1- Avukat, suçu değil, sanığı savunur. bu kuralı hiç bir zaman gözardı etmemek gerektiği kanısındayım. bu ilkeyi kabul ettiğmizde, müvekkilin suçlu(ya da hukuk mahkemesinde borçlu) olduğunu bilsek dahi, savunulmaya hakkı olduğunu da kabul edebiliriz.
2- avukat yaptığı tüm işlemleri kendi adına değil, müvekkili adına yapar. söylediği sözler de müvekkilini temsilen söylenen sözlerdir. bu nedenle, kararların ve sair işlemlerin yerinde olup olmdığını tartışmak ve karar vermek yetkisi avukata ait değildir.
Kendimiz taraf olrak gördüğümüzde, vatandaşın bakış açısına düşmüş oluruz. Vatandaş avukatı danın tarafı olarak görmektedir. Çoğumuzun başına gelen olay, karşı taraın avukatı ile konuştuğumuz için kınanmak ve azledilmektir.

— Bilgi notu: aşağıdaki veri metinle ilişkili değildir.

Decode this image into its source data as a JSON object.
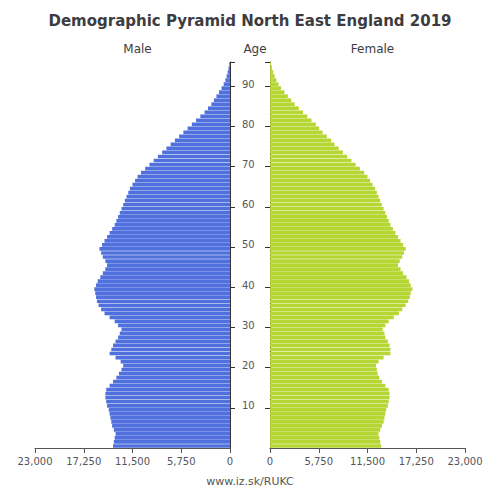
{
  "chart_data": {
    "type": "bar",
    "orientation": "horizontal",
    "title": "Demographic Pyramid North East England 2019",
    "ylabel": "Age",
    "annotations": [
      "www.iz.sk/RUKC"
    ],
    "grid": false,
    "categories": [
      null,
      null,
      null,
      null,
      null,
      null,
      null,
      null,
      null,
      null,
      "10",
      null,
      null,
      null,
      null,
      null,
      null,
      null,
      null,
      null,
      "20",
      null,
      null,
      null,
      null,
      null,
      null,
      null,
      null,
      null,
      "30",
      null,
      null,
      null,
      null,
      null,
      null,
      null,
      null,
      null,
      "40",
      null,
      null,
      null,
      null,
      null,
      null,
      null,
      null,
      null,
      "50",
      null,
      null,
      null,
      null,
      null,
      null,
      null,
      null,
      null,
      "60",
      null,
      null,
      null,
      null,
      null,
      null,
      null,
      null,
      null,
      "70",
      null,
      null,
      null,
      null,
      null,
      null,
      null,
      null,
      null,
      "80",
      null,
      null,
      null,
      null,
      null,
      null,
      null,
      null,
      null,
      "90",
      null,
      null,
      null,
      null,
      null
    ],
    "xlim": [
      0,
      23000
    ],
    "xticks": [
      0,
      5750,
      11500,
      17250,
      23000
    ],
    "series": [
      {
        "name": "Male",
        "values": [
          13800,
          13700,
          13600,
          13500,
          13700,
          13900,
          14000,
          14100,
          14200,
          14300,
          14500,
          14600,
          14700,
          14700,
          14600,
          14200,
          13800,
          13400,
          13100,
          12800,
          12600,
          12900,
          13500,
          14200,
          14000,
          13800,
          13500,
          13200,
          13000,
          12800,
          13200,
          13600,
          14200,
          14800,
          15200,
          15500,
          15700,
          15800,
          15900,
          16000,
          15800,
          15600,
          15300,
          15000,
          14700,
          14500,
          14700,
          15000,
          15200,
          15400,
          15100,
          14800,
          14500,
          14200,
          13900,
          13600,
          13400,
          13200,
          13000,
          12800,
          12600,
          12400,
          12200,
          12000,
          11800,
          11500,
          11200,
          10900,
          10500,
          10000,
          9500,
          9000,
          8500,
          8000,
          7500,
          7000,
          6500,
          6000,
          5500,
          5000,
          4500,
          4000,
          3500,
          3000,
          2600,
          2200,
          1900,
          1600,
          1300,
          1000,
          750,
          550,
          400,
          280,
          180,
          100
        ]
      },
      {
        "name": "Female",
        "values": [
          13100,
          13000,
          12900,
          12800,
          13000,
          13200,
          13400,
          13500,
          13600,
          13700,
          13900,
          14000,
          14100,
          14100,
          14000,
          13600,
          13200,
          12900,
          12700,
          12600,
          12500,
          12800,
          13400,
          14200,
          14200,
          14100,
          13900,
          13600,
          13500,
          13300,
          13600,
          14000,
          14600,
          15200,
          15600,
          16000,
          16300,
          16500,
          16600,
          16800,
          16600,
          16400,
          16100,
          15700,
          15400,
          15100,
          15300,
          15600,
          15800,
          16000,
          15700,
          15400,
          15100,
          14800,
          14500,
          14200,
          14000,
          13800,
          13600,
          13400,
          13200,
          13000,
          12800,
          12600,
          12400,
          12100,
          11800,
          11500,
          11100,
          10600,
          10100,
          9600,
          9100,
          8600,
          8100,
          7600,
          7200,
          6700,
          6200,
          5800,
          5400,
          4900,
          4400,
          3900,
          3400,
          2900,
          2500,
          2100,
          1700,
          1300,
          1000,
          750,
          550,
          380,
          240,
          140
        ]
      }
    ]
  }
}
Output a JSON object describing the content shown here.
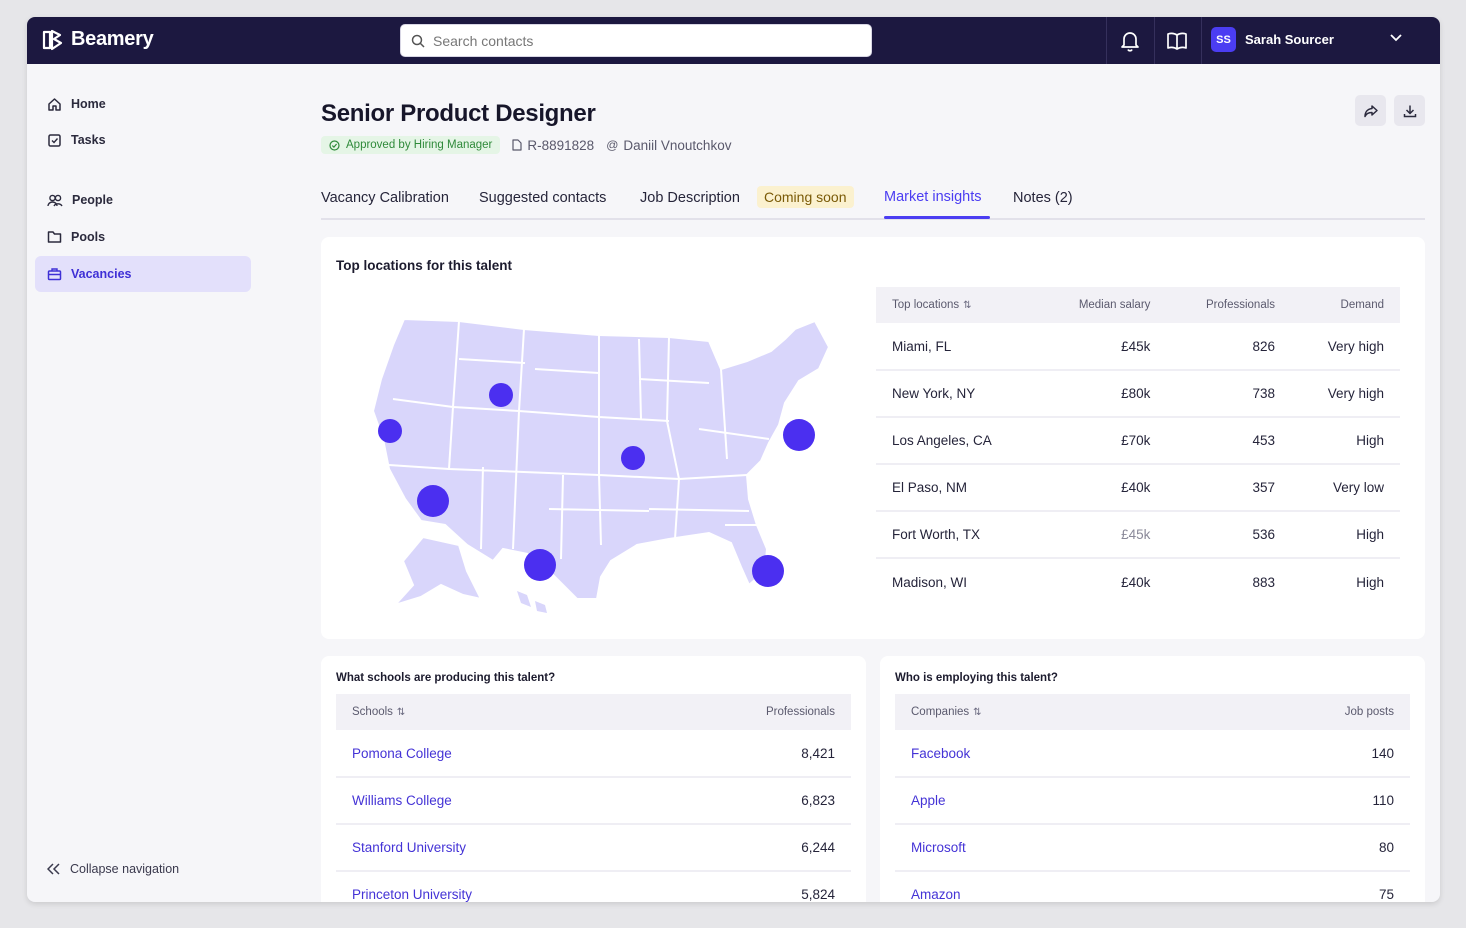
{
  "brand": {
    "name": "Beamery"
  },
  "search": {
    "placeholder": "Search contacts"
  },
  "user": {
    "initials": "SS",
    "name": "Sarah Sourcer"
  },
  "sidebar": {
    "items": [
      {
        "label": "Home"
      },
      {
        "label": "Tasks"
      },
      {
        "label": "People"
      },
      {
        "label": "Pools"
      },
      {
        "label": "Vacancies"
      }
    ],
    "collapse_label": "Collapse navigation"
  },
  "vacancy": {
    "title": "Senior Product Designer",
    "status": "Approved by Hiring Manager",
    "id": "R-8891828",
    "owner": "Daniil Vnoutchkov"
  },
  "tabs": [
    {
      "label": "Vacancy Calibration"
    },
    {
      "label": "Suggested contacts"
    },
    {
      "label": "Job Description"
    },
    {
      "label": "Market insights"
    },
    {
      "label": "Notes (2)"
    }
  ],
  "coming_soon": "Coming soon",
  "locations": {
    "title": "Top locations for this talent",
    "headers": [
      "Top locations",
      "Median salary",
      "Professionals",
      "Demand"
    ],
    "rows": [
      {
        "location": "Miami, FL",
        "salary": "£45k",
        "professionals": "826",
        "demand": "Very high"
      },
      {
        "location": "New York, NY",
        "salary": "£80k",
        "professionals": "738",
        "demand": "Very high"
      },
      {
        "location": "Los Angeles, CA",
        "salary": "£70k",
        "professionals": "453",
        "demand": "High"
      },
      {
        "location": "El Paso, NM",
        "salary": "£40k",
        "professionals": "357",
        "demand": "Very low"
      },
      {
        "location": "Fort Worth, TX",
        "salary": "£45k",
        "professionals": "536",
        "demand": "High"
      },
      {
        "location": "Madison, WI",
        "salary": "£40k",
        "professionals": "883",
        "demand": "High"
      }
    ]
  },
  "schools": {
    "title": "What schools are producing this talent?",
    "headers": [
      "Schools",
      "Professionals"
    ],
    "rows": [
      {
        "name": "Pomona College",
        "value": "8,421"
      },
      {
        "name": "Williams College",
        "value": "6,823"
      },
      {
        "name": "Stanford University",
        "value": "6,244"
      },
      {
        "name": "Princeton University",
        "value": "5,824"
      }
    ]
  },
  "companies": {
    "title": "Who is employing this talent?",
    "headers": [
      "Companies",
      "Job posts"
    ],
    "rows": [
      {
        "name": "Facebook",
        "value": "140"
      },
      {
        "name": "Apple",
        "value": "110"
      },
      {
        "name": "Microsoft",
        "value": "80"
      },
      {
        "name": "Amazon",
        "value": "75"
      }
    ]
  },
  "colors": {
    "accent": "#4b3df2",
    "topbar": "#1c1840",
    "map_fill": "#d9d6fb",
    "badge_bg": "#e5f5e6",
    "badge_text": "#2f8a3a"
  },
  "icons": [
    "beamery-logo-icon",
    "search-icon",
    "bell-icon",
    "book-icon",
    "chevron-down-icon",
    "home-icon",
    "tasks-icon",
    "people-icon",
    "folder-icon",
    "briefcase-icon",
    "collapse-icon",
    "share-icon",
    "download-icon",
    "check-circle-icon",
    "document-icon",
    "at-icon",
    "sort-icon"
  ]
}
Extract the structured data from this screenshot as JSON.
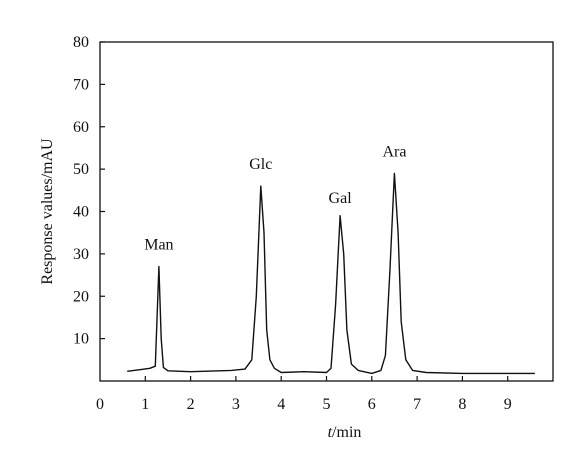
{
  "chart_data": {
    "type": "line",
    "title": "",
    "xlabel": {
      "italic": "t",
      "rest": "/min"
    },
    "ylabel": "Response values/mAU",
    "xlim": [
      0,
      10
    ],
    "ylim": [
      0,
      80
    ],
    "x_ticks": [
      "0",
      "1",
      "2",
      "3",
      "4",
      "5",
      "6",
      "7",
      "8",
      "9"
    ],
    "y_ticks": [
      "10",
      "20",
      "30",
      "40",
      "50",
      "60",
      "70",
      "80"
    ],
    "grid": false,
    "legend": "none",
    "line_color": "#111111",
    "series": [
      {
        "x": [
          0.6,
          0.9,
          1.1,
          1.22,
          1.3,
          1.35,
          1.4,
          1.5,
          2.0,
          2.9,
          3.2,
          3.35,
          3.45,
          3.55,
          3.62,
          3.68,
          3.75,
          3.85,
          4.0,
          4.5,
          5.0,
          5.1,
          5.2,
          5.3,
          5.38,
          5.45,
          5.55,
          5.7,
          6.0,
          6.2,
          6.3,
          6.4,
          6.5,
          6.58,
          6.65,
          6.75,
          6.9,
          7.2,
          8.0,
          9.0,
          9.6
        ],
        "y": [
          2.3,
          2.7,
          3.0,
          3.5,
          27,
          10,
          3.2,
          2.4,
          2.2,
          2.5,
          2.8,
          5,
          20,
          46,
          35,
          12,
          5,
          3.0,
          2.0,
          2.2,
          2.0,
          3.0,
          18,
          39,
          30,
          12,
          4,
          2.5,
          1.8,
          2.5,
          6,
          26,
          49,
          35,
          14,
          5,
          2.5,
          2.0,
          1.8,
          1.8,
          1.8
        ]
      }
    ],
    "annotations": [
      {
        "text": "Man",
        "x": 1.3,
        "y": 31
      },
      {
        "text": "Glc",
        "x": 3.55,
        "y": 50
      },
      {
        "text": "Gal",
        "x": 5.3,
        "y": 42
      },
      {
        "text": "Ara",
        "x": 6.5,
        "y": 53
      }
    ]
  }
}
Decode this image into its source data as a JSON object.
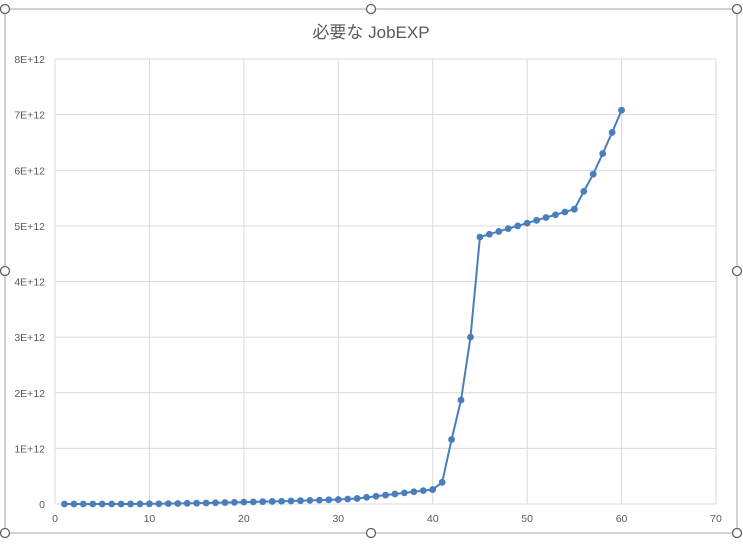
{
  "chart_data": {
    "type": "line",
    "title": "必要な JobEXP",
    "xlabel": "",
    "ylabel": "",
    "xlim": [
      0,
      70
    ],
    "ylim": [
      0,
      8000000000000
    ],
    "x_ticks": [
      0,
      10,
      20,
      30,
      40,
      50,
      60,
      70
    ],
    "y_ticks": [
      0,
      1000000000000,
      2000000000000,
      3000000000000,
      4000000000000,
      5000000000000,
      6000000000000,
      7000000000000,
      8000000000000
    ],
    "x_tick_labels": [
      "0",
      "10",
      "20",
      "30",
      "40",
      "50",
      "60",
      "70"
    ],
    "y_tick_labels": [
      "0",
      "1E+12",
      "2E+12",
      "3E+12",
      "4E+12",
      "5E+12",
      "6E+12",
      "7E+12",
      "8E+12"
    ],
    "grid": true,
    "legend": "none",
    "series_color": "#4a7ebb",
    "series": [
      {
        "x": [
          1,
          2,
          3,
          4,
          5,
          6,
          7,
          8,
          9,
          10,
          11,
          12,
          13,
          14,
          15,
          16,
          17,
          18,
          19,
          20,
          21,
          22,
          23,
          24,
          25,
          26,
          27,
          28,
          29,
          30,
          31,
          32,
          33,
          34,
          35,
          36,
          37,
          38,
          39,
          40,
          41,
          42,
          43,
          44,
          45,
          46,
          47,
          48,
          49,
          50,
          51,
          52,
          53,
          54,
          55,
          56,
          57,
          58,
          59,
          60
        ],
        "values": [
          1000000,
          5000000,
          20000000,
          60000000,
          150000000,
          300000000,
          600000000,
          1000000000,
          2000000000,
          3500000000,
          5000000000,
          7000000000,
          9000000000,
          12000000000,
          15000000000,
          18000000000,
          22000000000,
          26000000000,
          30000000000,
          34000000000,
          38000000000,
          42000000000,
          46000000000,
          50000000000,
          55000000000,
          60000000000,
          65000000000,
          70000000000,
          75000000000,
          80000000000,
          90000000000,
          100000000000,
          120000000000,
          140000000000,
          160000000000,
          180000000000,
          200000000000,
          220000000000,
          240000000000,
          260000000000,
          390000000000,
          1160000000000,
          1870000000000,
          3000000000000,
          4800000000000,
          4850000000000,
          4900000000000,
          4950000000000,
          5000000000000,
          5050000000000,
          5100000000000,
          5150000000000,
          5200000000000,
          5250000000000,
          5300000000000,
          5620000000000,
          5930000000000,
          6300000000000,
          6680000000000,
          7080000000000
        ]
      }
    ]
  }
}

Sayın Tikiciye katılıyorum. vekalet akdinin vekil açısından yükümlülükleri çok ağır. özellikle de vekil avukat olunca, görevi bıraktırmaya kadar uzanan, müeyyideler zinciri ile karşı karşıyayız. Peki bu kadar ağı müeeyyidenin karşılığında verilen saygınlık var mı? maalesef hiçbirimiz buna evet yanıtı veremiyoruz.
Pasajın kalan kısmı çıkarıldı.